In carrying out its responsibilities pursuant to any agreements associated with the CDFI Bond Guarantee Program, all Qualified Issuers, Eligible CDFIs, Program Administrators, Servicers, and the Master Servicer/Trustee shall comply with all applicable Federal, State, and local laws, regulations, and ordinances, OMB Circulars, and Executive Orders, including restrictions on lending to entities with delinquent Federal debt.

§ 1808.623 Lobbying restrictions.

No fees or funds made available under this part may be expended by a party to pay any person to influence or attempt to influence any agency, elected official, officer or employee of a State or local government in connection with the making, award, extension, continuation, renewal, amendment, or modification of any State or local government contract, grant, loan or cooperative agreement as such terms are defined in 31 U.S.C. 1352.
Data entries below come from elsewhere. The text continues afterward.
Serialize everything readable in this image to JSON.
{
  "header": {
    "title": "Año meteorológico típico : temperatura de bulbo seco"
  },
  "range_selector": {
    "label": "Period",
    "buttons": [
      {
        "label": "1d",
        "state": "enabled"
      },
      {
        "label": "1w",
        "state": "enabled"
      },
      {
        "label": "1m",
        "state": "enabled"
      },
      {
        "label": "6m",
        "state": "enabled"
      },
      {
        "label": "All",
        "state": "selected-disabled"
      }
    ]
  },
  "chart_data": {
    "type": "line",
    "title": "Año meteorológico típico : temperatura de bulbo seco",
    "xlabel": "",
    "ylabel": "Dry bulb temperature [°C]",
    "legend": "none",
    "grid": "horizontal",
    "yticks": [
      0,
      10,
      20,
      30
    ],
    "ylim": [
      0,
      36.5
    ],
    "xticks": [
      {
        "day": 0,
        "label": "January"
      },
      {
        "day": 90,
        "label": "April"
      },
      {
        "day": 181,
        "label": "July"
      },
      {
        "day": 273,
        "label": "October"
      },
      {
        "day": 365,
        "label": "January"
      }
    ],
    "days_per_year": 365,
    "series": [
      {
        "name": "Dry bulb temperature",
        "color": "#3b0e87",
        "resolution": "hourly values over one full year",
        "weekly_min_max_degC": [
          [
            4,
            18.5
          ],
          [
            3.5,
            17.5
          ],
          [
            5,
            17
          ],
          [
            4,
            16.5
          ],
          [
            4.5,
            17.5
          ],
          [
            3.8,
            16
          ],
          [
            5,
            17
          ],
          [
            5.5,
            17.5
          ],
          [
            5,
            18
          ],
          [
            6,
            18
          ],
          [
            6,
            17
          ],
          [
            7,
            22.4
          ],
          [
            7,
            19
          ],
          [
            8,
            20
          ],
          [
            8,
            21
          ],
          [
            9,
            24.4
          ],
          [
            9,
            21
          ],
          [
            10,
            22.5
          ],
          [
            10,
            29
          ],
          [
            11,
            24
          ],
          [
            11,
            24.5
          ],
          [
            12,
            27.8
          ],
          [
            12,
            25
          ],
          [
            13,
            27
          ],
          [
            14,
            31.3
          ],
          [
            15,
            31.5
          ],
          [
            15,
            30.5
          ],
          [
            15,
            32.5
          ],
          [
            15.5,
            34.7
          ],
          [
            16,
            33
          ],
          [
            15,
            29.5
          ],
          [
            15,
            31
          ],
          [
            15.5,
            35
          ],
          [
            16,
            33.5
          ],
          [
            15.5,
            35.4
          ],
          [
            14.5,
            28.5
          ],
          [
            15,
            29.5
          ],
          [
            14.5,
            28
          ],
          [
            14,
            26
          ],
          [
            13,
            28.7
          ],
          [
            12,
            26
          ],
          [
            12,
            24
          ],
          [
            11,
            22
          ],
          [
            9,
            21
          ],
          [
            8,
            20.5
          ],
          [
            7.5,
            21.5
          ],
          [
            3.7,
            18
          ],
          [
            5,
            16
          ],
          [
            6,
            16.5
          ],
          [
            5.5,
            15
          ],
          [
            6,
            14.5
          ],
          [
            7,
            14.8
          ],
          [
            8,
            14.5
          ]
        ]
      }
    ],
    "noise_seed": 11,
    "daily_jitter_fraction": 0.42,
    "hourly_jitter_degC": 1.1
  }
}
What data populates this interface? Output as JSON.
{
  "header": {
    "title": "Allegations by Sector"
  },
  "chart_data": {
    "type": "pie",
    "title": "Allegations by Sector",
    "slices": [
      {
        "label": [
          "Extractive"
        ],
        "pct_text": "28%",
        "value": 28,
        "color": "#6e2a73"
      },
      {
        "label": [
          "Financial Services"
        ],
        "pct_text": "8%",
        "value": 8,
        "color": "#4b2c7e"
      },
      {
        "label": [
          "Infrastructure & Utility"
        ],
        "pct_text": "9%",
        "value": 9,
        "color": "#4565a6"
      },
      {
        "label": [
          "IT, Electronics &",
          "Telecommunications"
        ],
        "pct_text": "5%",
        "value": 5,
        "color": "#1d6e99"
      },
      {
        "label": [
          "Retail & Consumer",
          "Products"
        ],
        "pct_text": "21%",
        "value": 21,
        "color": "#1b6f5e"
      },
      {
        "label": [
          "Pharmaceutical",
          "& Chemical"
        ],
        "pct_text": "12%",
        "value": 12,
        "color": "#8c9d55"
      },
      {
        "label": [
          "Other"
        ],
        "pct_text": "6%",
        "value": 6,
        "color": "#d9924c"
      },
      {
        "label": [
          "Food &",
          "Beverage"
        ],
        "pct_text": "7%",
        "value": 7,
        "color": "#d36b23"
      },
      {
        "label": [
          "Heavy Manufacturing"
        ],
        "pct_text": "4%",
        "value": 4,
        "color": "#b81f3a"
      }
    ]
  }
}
§ 1808.624 Criminal provisions.

The criminal provisions of 18 U.S.C. 657 regarding embezzlement or misappropriation of funds are applicable to all CDFI Bond Guarantee Program participants and insiders.

§ 1808.625 CDFI Fund deemed not to control.

The CDFI Fund shall not be deemed to control a CDFI Bond Guarantee Program participant by reason of any Guarantee provided under the Act for the purpose of any applicable law.

§ 1808.626 Limitation on liability.

The liability of the Federal Government arising out of any fees or funds obtained by a CDFI Bond Guarantee Program participant in accordance with this interim rule shall be limited to the amount of the fees or funds obtained by the CDFI Bond Guarantee Program participant. The Federal Government shall be exempt from any assessments and other liabilities that may be imposed on controlling or principal shareholders by any Federal law or the law of any State. Nothing in this section shall affect the application of any Federal tax law.

§ 1808.627 Fraud, waste and abuse.

Any person who becomes aware of the existence or apparent existence of fraud, waste or abuse of any Guarantee, Bond, Bond Loan or Secondary Loan provided under this interim rule must report such incidents to the Office of Inspector General of the U.S. Department of the Treasury.